Pick up meta-language cues from people around you when you can’t follow what’s going on

Turn up the volume

You need to increase your input of Spanish, whatever form that currently takes. Skip over details, and don’t worry about understanding every single word and grammatical construction. Listen to and read a lot more than you do now, and be content to skim and understand the broader message. This is what zooming out is all about!

Those are a couple of ways you can change the way you learn Spanish. Next, we’ll look at how to actually change your performance at the moment of speaking and interacting in Spanish.

Relax, lose your inhibitions

Some people like to have a drink to help ease them into speaking a language. Other people just enjoy a drink… Either way, there’s no doubt that those people who have lower inhibitions tend to be more fluent speakers. It’s about confidence, relaxing, and not worrying about making mistakes. Tension, shyness, and excessive carefulness all cause huge mental blocks to your fluency. Removing these barriers will help your Spanish to flow.

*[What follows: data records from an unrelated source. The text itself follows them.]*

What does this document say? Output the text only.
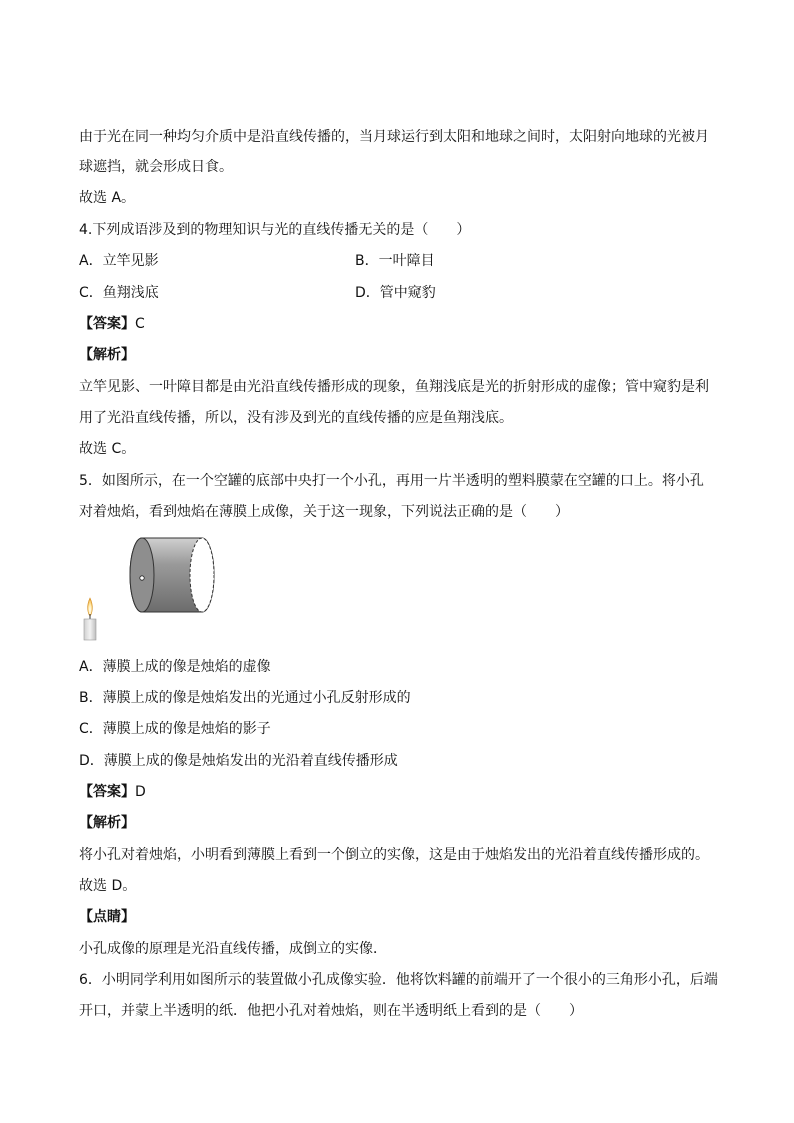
由于光在同一种均匀介质中是沿直线传播的，当月球运行到太阳和地球之间时，太阳射向地球的光被月
球遮挡，就会形成日食。
故选 A。
4.下列成语涉及到的物理知识与光的直线传播无关的是（　　）
A．立竿见影	B．一叶障目
C．鱼翔浅底	D．管中窥豹
【答案】C
【解析】
立竿见影、一叶障目都是由光沿直线传播形成的现象，鱼翔浅底是光的折射形成的虚像；管中窥豹是利
用了光沿直线传播，所以，没有涉及到光的直线传播的应是鱼翔浅底。
故选 C。
5．如图所示，在一个空罐的底部中央打一个小孔，再用一片半透明的塑料膜蒙在空罐的口上。将小孔
对着烛焰，看到烛焰在薄膜上成像，关于这一现象，下列说法正确的是（　　）
A．薄膜上成的像是烛焰的虚像
B．薄膜上成的像是烛焰发出的光通过小孔反射形成的
C．薄膜上成的像是烛焰的影子
D．薄膜上成的像是烛焰发出的光沿着直线传播形成
【答案】D
【解析】
将小孔对着烛焰，小明看到薄膜上看到一个倒立的实像，这是由于烛焰发出的光沿着直线传播形成的。
故选 D。
【点睛】
小孔成像的原理是光沿直线传播，成倒立的实像．
6．小明同学利用如图所示的装置做小孔成像实验．他将饮料罐的前端开了一个很小的三角形小孔，后端
开口，并蒙上半透明的纸．他把小孔对着烛焰，则在半透明纸上看到的是（　　）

That doesn’t mean you have to take to drink – being aware of the points mentioned above is sometimes enough to spur you on to lower your inhibitions. Failing that, try doing exercise before you go to speak Spanish, or whatever else relaxes you. One of the most powerful tools is simply to smile. Smiling fills you with positivity, will help you relax, and also puts others at ease around you, which will have a knock-on effect on you!

Focus on the message rather than the medium

Part of the language learning process involves, essentially, a butchery of the language. We all go through that stage. As we get better at Spanish we make fewer mistakes, but the number of mistakes we make is not a good gauge of our level of Spanish, nor to how much we might have improved. Stop thinking about your mistakes (no-one else notices them!), and start worrying more about conveying what you want to say in the most engaging way you can. That means communicating concepts, rather than stringing words together. This is what real Spanish fluency is about.

Conclusion

It won’t happen overnight, but if you start to action the advice in this article you will notice differences over time. Hopefully you’ll be able to express yourself with more ease, be more comfortable in different Spanish speaking situations, and what’s more, you’ll find yourself enjoying the language more.

  • Keith Kreuz

    Robert, I like to think that I have thoroughly research the Spanish learning industry, but for some reason I did not find your site until today … in any case, I really like what you are doing and I appreciate your thoughts on Spanish Fluency in this post — great ideas!

    • spanishobsessed

      Hi Keith
      Thanks – glad you found us and like what you see!

  • Jeff

    Thanks for this article. It’s very frustrating to know the words, tenses and grammar rules, but not be able to carry on a conversation. Sometimes, I imagine that this must be how stroke victims feel!